Mas cada personagem tem a sua história.
Sim, cada um tem a sua história, o seu percurso, o seu passado. É óbvio, eu é que não queria voltar a contar a história ou ser percetível. É quem assiste à peça que faz a história. Aqui voa-se mais, como diz o [realizador húngaro] Béla Tarr num texto que também vou pôr no programa. Ele diz que as histórias já estão fora de moda e que o que lhe interessa é voar de uma situação para a outra, e ele é realmente um dos realizadores que mais fala na falta de esperança do ser humano, na miséria — a miséria física, mental, emocional. Foi por isso que eu fui buscar as coisas dele e esse texto. E gosto muito dele como realizador. Mas pronto, a zona é um bocadinho essa. Eu não tenho a distância do espetáculo, mas tenho a sensação de que isto podia acontecer numa hora e 20 minutos, na realidade. Muitas vezes digo: “Ah, este espetáculo dura três dias, este espetáculo dura 24 horas”, apesar de só durar hora e meia. Este podia passar-se naquele cruzamento de uma rua, de um largo, onde aquelas pessoas se encontram, desencontram, estão sozinhas, não estão sozinhas… Sinto que é um bocadinho noturno e invernal [os bailarinos surgem, em alguns momentos, com casacos de inverno]. Aquelas malas não querem dizer grandes viagens nem grandes deslocações, mas as pequeninas coisas que se têm, as memórias. A pequenina vai ser perceber que são os vestidos daquelas três mulheres, mas a outra não se sabe.

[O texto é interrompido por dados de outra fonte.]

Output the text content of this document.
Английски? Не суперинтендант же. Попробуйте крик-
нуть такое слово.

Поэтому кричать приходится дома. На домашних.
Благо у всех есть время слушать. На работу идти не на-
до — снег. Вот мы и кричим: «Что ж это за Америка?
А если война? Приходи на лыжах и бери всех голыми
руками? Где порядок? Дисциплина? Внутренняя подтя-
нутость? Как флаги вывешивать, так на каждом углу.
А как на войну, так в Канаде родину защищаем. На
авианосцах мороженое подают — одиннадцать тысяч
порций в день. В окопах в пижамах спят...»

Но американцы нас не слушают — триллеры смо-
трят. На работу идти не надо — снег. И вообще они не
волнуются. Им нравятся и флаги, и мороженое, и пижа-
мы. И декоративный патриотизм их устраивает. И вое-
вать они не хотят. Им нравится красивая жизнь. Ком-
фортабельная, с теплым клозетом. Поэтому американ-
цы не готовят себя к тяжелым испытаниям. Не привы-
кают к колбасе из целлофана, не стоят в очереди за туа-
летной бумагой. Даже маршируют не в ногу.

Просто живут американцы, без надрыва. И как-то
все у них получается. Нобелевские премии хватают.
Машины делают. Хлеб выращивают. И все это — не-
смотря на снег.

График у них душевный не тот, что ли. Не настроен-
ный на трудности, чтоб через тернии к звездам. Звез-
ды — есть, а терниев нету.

E a terra? Não aparecia na outra peça.
A terra não vem dos Elefantes, porque nos Elefantes era só as pedras, estas pedrinhas pequeninas. A terra começou a aparecer com os detritos, e eu achei que queria pó, uma coisa mais de cidade destruída onde, eventualmente, essa terra pode aparecer. A terra que está debaixo dos prédios que ruíram. E aqueles livros apareceram mesmo no início, quando pedi aos bailarinos para trazerem os objetos que quisessem e eu trouxe a minha coleção da [editora] Europa-América [risos]. E é um bocadinho o reduto ali da cultura — os livros, a palavra que anda para ali ainda. Será que aquele homem tem a mala cheia de livros? Não se sabe, não sabemos.
A palavra é, aliás, uma presença constante ao longo da peça. Mais do que em outros dos seus trabalhos.
Sim, seja percebendo ou não percebendo [o que se diz]. Mas sim, há uma espécie de moaning [“lamento”] interior que está sempre ali, às vezes enquanto falam uns com os outros. No outro dia, alguém me disse uma coisa muito bonita também: todos os duetos são falsos porque é como se um deles fosse um fantasma. Achei tão engraçado… Talvez tenha a ver com o primeiro [bailarino], que está morto, e ela vai tentar reanimá-lo, mas também não consegue. E os Elefantes tinham muitos fantasmas. Pelo menos para três bailarinos aquilo não existia — só existia na cabeça deles. E um deles achava que era um fantasma, que tinha morrido naquele sítio, que estava ali com aquela gente e que ia ficar com aquela gente. Por isso é engraçado voltar a falar nos fantasmas.
Esta peça é um ponto final na Síria?
Na Síria, Síria, talvez. Agora, nunca é um ponto final na problemática da guerra. Este espetáculo é um sítio que não queremos muito ver, mas que está lá. Portanto, não é alegre — há aqui uma tristeza, também.
Acha que é importante dar esse sítio a conhecer? Mostrar que ele existe?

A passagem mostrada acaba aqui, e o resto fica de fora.